Aquazzura founder Edgardo Osorio celebrated his brand’s exclusive capsule collection for Net-a-Porter with a sunset party on the Côte d’Azur, cementing a collaboration that translates the footwear label’s signature Mediterranean romanticism into a ready-to-wear proposition. The capsule, which includes sandals, espadrilles, and embellished slides, draws its palette from the Riviera at dusk—terracotta, faded coral, bleached linen, and the deep blue of the Mediterranean at mid-afternoon.
The partnership between Aquazzura and Net-a-Porter reflects a structural shift in how luxury footwear brands approach retail exclusives. Rather than producing a single seasonal best-seller in a different color, Osorio designed seven pieces that expand the Aquazzura vocabulary into new categories, including a woven leather tote and a silk foulard, marking the brand’s first significant step beyond footwear into accessories. The commercial logic is clear: a customer who buys an Aquazzura sandal has demonstrated a loyalty to the brand’s aesthetic codes and is likely to extend that trust to other categories.

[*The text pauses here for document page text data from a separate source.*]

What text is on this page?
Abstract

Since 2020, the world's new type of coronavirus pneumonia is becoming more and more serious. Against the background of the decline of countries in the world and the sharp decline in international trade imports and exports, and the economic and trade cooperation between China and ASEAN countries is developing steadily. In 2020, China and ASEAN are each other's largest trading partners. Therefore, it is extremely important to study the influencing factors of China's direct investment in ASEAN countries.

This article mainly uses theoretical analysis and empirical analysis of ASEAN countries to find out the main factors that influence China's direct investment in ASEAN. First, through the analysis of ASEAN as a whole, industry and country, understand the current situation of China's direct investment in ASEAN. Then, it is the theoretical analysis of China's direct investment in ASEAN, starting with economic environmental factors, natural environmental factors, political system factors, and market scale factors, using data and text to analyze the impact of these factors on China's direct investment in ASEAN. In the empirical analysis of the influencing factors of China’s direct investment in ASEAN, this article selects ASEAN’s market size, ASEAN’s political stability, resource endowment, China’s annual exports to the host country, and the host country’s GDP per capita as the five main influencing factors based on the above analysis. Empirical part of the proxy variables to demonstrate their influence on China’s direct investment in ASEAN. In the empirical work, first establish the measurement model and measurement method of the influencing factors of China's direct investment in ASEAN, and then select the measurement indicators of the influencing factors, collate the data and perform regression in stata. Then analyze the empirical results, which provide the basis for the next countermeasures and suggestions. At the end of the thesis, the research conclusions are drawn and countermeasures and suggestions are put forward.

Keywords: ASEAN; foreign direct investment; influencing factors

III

The Riviera setting was not merely atmospheric decoration. Osorio, who splits his time between Florence and Miami, has long positioned Aquazzura as a brand that sells a lifestyle as much as a shoe—one defined by warm-weather destinations, relaxed glamour, and the specific tension between Italian craftsmanship and American ease. The capsule’s launch party, held at a private villa overlooking the Mediterranean, was attended by clients and editors who embody that lifestyle, creating a feedback loop between the product and its aspirational context.
For Net-a-Porter, the collaboration represents a continued investment in exclusives that cannot be found anywhere else in the marketplace. As luxury e-commerce faces pressure from both direct-to-consumer brand websites and multi-brand discounters, exclusive capsules—particularly those that involve a designer’s creative input rather than a simple commercial commission—have become the platform’s primary strategy for maintaining margin and editorial relevance.
The capsule’s commercial window is deliberately tight, available through July and August only. This scarcity model, combined with Net-a-Porter’s global distribution, allows both partners to test the demand for Aquazzura’s expanded category ambitions without the risk of a full-scale production commitment. If the sell-through rates match the enthusiasm of the Côte d’Azur launch, a broader ready-to-wear offering may follow.